Draymond Green tries his hand at scouting during latest Warriors Draft workout

OAKLAND -- The Warriors on Tuesday brought in six more draft hopefuls, who went through drills under the watchful eyes of the five most significant layers of the team.

CEO Joe Lacob was there, as was general manager Bob Myers, assistant GM/chief scout Larry Harris, assistant coach Ron Adams and...forward Draymond Green.

This is a glimpse into the inner workings of the Warriors, a hoops democracy in which every voice is given a chance to be heard.

It’s conceivable, though, that no one’s words carried more weight than those of Green, who continues to prove his value to the franchise goes beyond defending, rebounding, playmaking and scoring.

“Who am I to say I know more than Draymond Green about basketball?” Myers asked. “It probably is the other way around. If you want somebody whose opinion holds some weight ... he watches college. He comes to the workouts. So maybe he should make the pick.”

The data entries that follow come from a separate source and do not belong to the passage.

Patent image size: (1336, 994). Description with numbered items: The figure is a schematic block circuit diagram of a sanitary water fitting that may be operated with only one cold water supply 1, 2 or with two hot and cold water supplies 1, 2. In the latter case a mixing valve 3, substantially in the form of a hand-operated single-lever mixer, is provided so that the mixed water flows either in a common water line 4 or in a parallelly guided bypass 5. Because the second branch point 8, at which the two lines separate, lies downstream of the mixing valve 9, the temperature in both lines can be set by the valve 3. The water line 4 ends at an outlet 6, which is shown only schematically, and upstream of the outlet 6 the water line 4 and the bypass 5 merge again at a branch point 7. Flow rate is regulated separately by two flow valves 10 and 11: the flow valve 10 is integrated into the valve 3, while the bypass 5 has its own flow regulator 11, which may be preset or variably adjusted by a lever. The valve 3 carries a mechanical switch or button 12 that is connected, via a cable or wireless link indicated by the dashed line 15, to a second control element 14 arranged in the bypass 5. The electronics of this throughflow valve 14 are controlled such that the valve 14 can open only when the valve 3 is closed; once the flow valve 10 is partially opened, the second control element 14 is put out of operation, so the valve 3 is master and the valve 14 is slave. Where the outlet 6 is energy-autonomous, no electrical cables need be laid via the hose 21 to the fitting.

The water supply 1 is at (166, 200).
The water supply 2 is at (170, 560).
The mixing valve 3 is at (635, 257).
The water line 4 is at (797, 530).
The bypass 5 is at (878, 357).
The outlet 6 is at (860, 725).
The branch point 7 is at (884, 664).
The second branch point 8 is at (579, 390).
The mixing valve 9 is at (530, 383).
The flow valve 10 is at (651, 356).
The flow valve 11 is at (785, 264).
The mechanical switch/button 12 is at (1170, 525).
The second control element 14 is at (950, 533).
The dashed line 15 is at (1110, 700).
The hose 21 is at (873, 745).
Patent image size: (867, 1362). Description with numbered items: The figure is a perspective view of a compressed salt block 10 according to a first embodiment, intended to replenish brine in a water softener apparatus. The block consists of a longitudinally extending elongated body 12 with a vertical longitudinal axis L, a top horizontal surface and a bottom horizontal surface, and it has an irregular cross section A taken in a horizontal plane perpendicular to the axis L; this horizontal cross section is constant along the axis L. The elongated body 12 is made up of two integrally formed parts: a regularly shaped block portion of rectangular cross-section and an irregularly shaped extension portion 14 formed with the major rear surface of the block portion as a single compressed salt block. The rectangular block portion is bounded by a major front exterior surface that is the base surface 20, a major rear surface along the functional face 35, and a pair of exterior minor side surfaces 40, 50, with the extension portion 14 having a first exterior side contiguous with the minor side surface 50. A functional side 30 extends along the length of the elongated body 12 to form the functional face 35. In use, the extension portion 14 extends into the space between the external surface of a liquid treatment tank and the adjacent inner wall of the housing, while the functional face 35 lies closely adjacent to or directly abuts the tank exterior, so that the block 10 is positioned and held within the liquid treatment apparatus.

Myers wasn’t entirely serious about that, but he’s also not dismissing the possibility.

“When he speaks,” Myers said, “we give him the gravity that his comments deserve.”

Few if any players in the NBA can dissect and analyze the game as effectively as Green, the reigning Defensive Player of the Year and a noted video student. It’s also conceivable that no one knows better than Green what the Warriors need to become a better team next season.

“Draymond’s been here the last three days,” Harris said. “He was in a meeting with us in our draft room for a couple hours yesterday. He would tell you he was bored. But that’s OK. We’re glad he’s here and he really does care and wants to know.”

None of the players at the team facility Tuesday is a lock to be drafted. Guard Svi Mykhailluk (Kansas), and forwards Gary Clark (Cincinnati) and Bonzie Colson (Notre Dame) project as possible second-round picks.

The Warriors own the 28th overall pick but are considering buying a second-rounder for the third consecutive season. They took Pat McCaw (No. 38 overall) in 2016 and Jordan Bell (38th) last season. Green was chosen in the second round (35th) in 2012 and has become a core member of a three-time championship team.

“To have a guy like him, who is a three-time champion, care about who we’re taking at 28 shows great leadership,” Myers said. “I’m sure the players look over there and say, ‘That’s Draymond Green.’ He was a 35th pick. It’s motivation for those guys.”